Two of the four colors used in printing process, cyan (blue) and magenta (red), are fading more quickly than the yellow colors in the prints, said Keehr.
Keehr advised the audience to display copies of historic photos whenever possible while storing the originals in complete darkness.
Other photo display tips she offered included not hanging or displaying photos in direct sunlight, choosing glass with UV protection, using archival frames and mats, and monitoring fading by occasionally removing the photo from the frame to see if the area under the mat looks darker or different than the unmatted area.

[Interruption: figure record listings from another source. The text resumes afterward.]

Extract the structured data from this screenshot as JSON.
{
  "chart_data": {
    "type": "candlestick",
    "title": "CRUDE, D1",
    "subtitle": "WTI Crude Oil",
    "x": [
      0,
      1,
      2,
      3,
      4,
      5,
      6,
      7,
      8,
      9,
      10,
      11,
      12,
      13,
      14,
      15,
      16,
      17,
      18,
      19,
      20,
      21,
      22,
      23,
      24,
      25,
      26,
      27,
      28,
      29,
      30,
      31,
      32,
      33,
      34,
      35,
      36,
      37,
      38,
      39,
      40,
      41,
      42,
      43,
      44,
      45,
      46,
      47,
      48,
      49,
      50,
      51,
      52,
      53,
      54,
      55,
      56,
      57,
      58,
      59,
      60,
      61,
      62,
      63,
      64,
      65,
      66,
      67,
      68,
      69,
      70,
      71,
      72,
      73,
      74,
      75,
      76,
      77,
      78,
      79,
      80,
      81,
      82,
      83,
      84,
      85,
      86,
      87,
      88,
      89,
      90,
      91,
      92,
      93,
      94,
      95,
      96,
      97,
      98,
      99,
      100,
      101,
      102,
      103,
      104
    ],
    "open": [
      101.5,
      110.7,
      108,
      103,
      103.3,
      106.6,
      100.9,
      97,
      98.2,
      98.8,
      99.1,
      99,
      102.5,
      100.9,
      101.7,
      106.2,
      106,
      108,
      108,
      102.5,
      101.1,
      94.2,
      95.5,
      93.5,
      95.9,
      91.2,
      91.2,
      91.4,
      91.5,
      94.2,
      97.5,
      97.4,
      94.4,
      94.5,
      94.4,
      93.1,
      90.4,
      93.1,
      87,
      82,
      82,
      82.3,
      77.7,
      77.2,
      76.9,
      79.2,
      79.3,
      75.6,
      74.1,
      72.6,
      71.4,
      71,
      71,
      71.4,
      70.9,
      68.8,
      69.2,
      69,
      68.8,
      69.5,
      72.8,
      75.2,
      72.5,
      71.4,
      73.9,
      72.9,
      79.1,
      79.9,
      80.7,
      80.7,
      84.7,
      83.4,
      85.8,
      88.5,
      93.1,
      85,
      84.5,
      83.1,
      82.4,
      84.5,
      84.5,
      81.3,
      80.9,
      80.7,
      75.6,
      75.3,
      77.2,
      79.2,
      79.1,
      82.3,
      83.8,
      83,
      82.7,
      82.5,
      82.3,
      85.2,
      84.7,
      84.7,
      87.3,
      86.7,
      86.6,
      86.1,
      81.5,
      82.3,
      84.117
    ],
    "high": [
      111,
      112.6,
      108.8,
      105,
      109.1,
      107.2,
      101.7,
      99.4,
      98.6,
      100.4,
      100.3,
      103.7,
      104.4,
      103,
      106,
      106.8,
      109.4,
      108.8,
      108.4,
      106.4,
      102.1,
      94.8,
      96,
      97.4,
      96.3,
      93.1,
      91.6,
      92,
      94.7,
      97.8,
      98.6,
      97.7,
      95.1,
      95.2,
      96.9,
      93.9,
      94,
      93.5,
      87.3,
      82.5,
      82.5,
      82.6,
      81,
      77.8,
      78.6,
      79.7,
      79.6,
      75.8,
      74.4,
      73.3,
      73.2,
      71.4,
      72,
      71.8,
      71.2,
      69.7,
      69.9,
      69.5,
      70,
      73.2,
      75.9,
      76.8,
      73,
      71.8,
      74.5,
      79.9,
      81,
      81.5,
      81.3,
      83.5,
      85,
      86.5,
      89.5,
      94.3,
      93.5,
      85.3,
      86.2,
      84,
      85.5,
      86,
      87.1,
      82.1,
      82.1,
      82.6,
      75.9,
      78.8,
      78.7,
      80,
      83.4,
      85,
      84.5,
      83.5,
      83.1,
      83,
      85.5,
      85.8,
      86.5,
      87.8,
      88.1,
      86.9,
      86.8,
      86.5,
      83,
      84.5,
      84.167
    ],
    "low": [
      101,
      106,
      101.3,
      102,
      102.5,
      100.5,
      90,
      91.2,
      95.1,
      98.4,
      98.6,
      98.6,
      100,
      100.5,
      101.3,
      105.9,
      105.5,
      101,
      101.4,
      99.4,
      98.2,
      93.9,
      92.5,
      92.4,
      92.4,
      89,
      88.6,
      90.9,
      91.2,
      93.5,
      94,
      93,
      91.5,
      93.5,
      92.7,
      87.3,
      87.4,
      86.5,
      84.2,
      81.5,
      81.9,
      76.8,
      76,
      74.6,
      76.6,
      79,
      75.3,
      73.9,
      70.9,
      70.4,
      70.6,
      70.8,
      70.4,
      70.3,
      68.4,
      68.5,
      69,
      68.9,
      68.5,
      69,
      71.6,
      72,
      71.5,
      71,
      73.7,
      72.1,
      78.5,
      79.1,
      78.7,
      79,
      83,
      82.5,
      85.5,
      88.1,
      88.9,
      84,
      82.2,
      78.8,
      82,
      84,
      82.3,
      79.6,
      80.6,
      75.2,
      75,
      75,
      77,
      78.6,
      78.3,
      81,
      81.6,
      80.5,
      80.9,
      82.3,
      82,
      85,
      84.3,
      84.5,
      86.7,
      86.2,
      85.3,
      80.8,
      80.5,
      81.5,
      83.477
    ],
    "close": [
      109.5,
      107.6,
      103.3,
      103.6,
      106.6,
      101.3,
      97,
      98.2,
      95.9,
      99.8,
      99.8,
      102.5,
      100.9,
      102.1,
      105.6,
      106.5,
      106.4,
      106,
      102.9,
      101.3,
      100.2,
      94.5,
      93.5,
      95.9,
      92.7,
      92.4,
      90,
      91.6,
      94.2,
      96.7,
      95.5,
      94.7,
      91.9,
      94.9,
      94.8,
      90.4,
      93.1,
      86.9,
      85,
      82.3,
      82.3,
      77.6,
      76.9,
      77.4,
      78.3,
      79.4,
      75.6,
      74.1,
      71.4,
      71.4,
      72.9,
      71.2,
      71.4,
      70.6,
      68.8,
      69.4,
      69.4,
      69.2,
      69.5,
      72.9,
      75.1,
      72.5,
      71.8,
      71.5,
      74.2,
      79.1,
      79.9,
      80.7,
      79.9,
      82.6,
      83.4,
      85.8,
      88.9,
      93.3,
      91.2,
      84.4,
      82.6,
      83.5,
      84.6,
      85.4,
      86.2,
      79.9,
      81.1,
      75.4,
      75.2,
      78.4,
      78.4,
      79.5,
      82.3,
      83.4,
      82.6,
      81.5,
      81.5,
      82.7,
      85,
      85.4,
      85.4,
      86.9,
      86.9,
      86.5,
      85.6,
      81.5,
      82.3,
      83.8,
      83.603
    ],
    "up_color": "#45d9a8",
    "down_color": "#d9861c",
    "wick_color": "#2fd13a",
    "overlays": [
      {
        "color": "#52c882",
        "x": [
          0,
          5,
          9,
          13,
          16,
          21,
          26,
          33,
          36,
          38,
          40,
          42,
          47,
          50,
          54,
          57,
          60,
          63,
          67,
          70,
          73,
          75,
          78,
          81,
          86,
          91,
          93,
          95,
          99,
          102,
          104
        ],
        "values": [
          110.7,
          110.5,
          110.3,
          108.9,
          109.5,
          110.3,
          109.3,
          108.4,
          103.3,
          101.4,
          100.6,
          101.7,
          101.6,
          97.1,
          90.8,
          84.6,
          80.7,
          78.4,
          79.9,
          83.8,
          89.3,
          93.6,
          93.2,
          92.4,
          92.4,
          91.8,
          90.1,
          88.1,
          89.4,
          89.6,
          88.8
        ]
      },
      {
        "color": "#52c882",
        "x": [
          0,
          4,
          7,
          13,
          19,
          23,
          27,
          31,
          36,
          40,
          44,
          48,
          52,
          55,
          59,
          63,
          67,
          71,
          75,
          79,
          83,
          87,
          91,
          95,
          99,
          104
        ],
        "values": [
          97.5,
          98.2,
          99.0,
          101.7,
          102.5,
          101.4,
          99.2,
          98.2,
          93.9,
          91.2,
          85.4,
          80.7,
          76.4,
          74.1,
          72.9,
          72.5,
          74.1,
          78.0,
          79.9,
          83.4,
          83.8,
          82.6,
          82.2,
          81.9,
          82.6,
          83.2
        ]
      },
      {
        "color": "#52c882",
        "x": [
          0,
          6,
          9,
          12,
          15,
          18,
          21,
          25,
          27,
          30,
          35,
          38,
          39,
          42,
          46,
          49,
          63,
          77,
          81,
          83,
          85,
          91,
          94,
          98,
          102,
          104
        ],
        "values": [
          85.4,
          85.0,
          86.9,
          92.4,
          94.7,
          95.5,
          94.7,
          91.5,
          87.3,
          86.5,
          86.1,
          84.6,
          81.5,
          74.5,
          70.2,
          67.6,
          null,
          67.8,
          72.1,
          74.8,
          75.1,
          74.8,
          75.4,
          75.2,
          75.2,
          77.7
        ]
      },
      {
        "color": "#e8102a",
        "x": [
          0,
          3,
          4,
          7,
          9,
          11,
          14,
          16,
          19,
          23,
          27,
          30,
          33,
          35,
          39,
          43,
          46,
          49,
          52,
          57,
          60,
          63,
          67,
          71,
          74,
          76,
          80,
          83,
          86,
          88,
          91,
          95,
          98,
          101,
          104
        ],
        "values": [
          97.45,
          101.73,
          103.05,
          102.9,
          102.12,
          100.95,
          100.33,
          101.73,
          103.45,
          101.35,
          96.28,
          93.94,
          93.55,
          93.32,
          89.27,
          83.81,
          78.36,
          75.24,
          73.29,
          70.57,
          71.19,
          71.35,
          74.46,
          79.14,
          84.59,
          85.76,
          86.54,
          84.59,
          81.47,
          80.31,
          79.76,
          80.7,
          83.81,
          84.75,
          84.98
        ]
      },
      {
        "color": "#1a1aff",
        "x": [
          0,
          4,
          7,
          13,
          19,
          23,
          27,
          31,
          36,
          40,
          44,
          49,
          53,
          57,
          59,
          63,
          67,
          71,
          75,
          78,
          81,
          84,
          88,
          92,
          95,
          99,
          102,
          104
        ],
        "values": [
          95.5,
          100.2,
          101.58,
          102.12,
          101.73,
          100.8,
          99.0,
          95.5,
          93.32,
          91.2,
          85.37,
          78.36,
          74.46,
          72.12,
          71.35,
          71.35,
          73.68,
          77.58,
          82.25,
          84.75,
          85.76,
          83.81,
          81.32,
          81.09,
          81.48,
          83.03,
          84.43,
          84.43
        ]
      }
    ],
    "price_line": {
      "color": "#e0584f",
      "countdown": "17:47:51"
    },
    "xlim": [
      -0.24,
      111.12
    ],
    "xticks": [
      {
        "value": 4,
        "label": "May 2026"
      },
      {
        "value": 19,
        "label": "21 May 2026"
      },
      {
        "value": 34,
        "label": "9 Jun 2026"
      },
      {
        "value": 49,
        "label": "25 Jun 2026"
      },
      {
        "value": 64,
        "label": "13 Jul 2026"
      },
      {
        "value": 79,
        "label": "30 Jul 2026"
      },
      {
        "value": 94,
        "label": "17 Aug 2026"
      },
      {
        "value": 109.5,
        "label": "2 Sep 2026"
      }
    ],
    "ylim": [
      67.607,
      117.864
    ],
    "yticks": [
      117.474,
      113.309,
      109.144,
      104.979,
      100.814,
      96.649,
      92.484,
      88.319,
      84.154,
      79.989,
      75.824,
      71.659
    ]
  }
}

Keehr said the Ford Conservation Center in Omaha is a good resource for photo preservation questions. Call 402-595-1180 or email hn.fordcenter@ nebraska.gov with your questions.

People cause the most damage to historic photos and documents, said Keehr, who recommended wearing cotton or nitrile gloves when handling historic materials.
She suggested using both hands when handling old photos, supporting the photo on its long edges, and moving it or carrying it on piece of acid-free paper.
Other speakers for the two-day conference included Taryn and Jon Vanderford, hosts of “Pure Nebraska,” who discussed country schools they have toured; Gloria Christensen, who spoke on the Antelope County Country  School District No. 70; Ardis Yost and Suzi Schulz, who told stories of North Star School in Red Cloud; and Mary Ann Gabel and Caroline Allen, who talked about bringing the country school experience alive for students today. The Lied Lodge and the Wirth Foundation provided sponsorship support for the conference.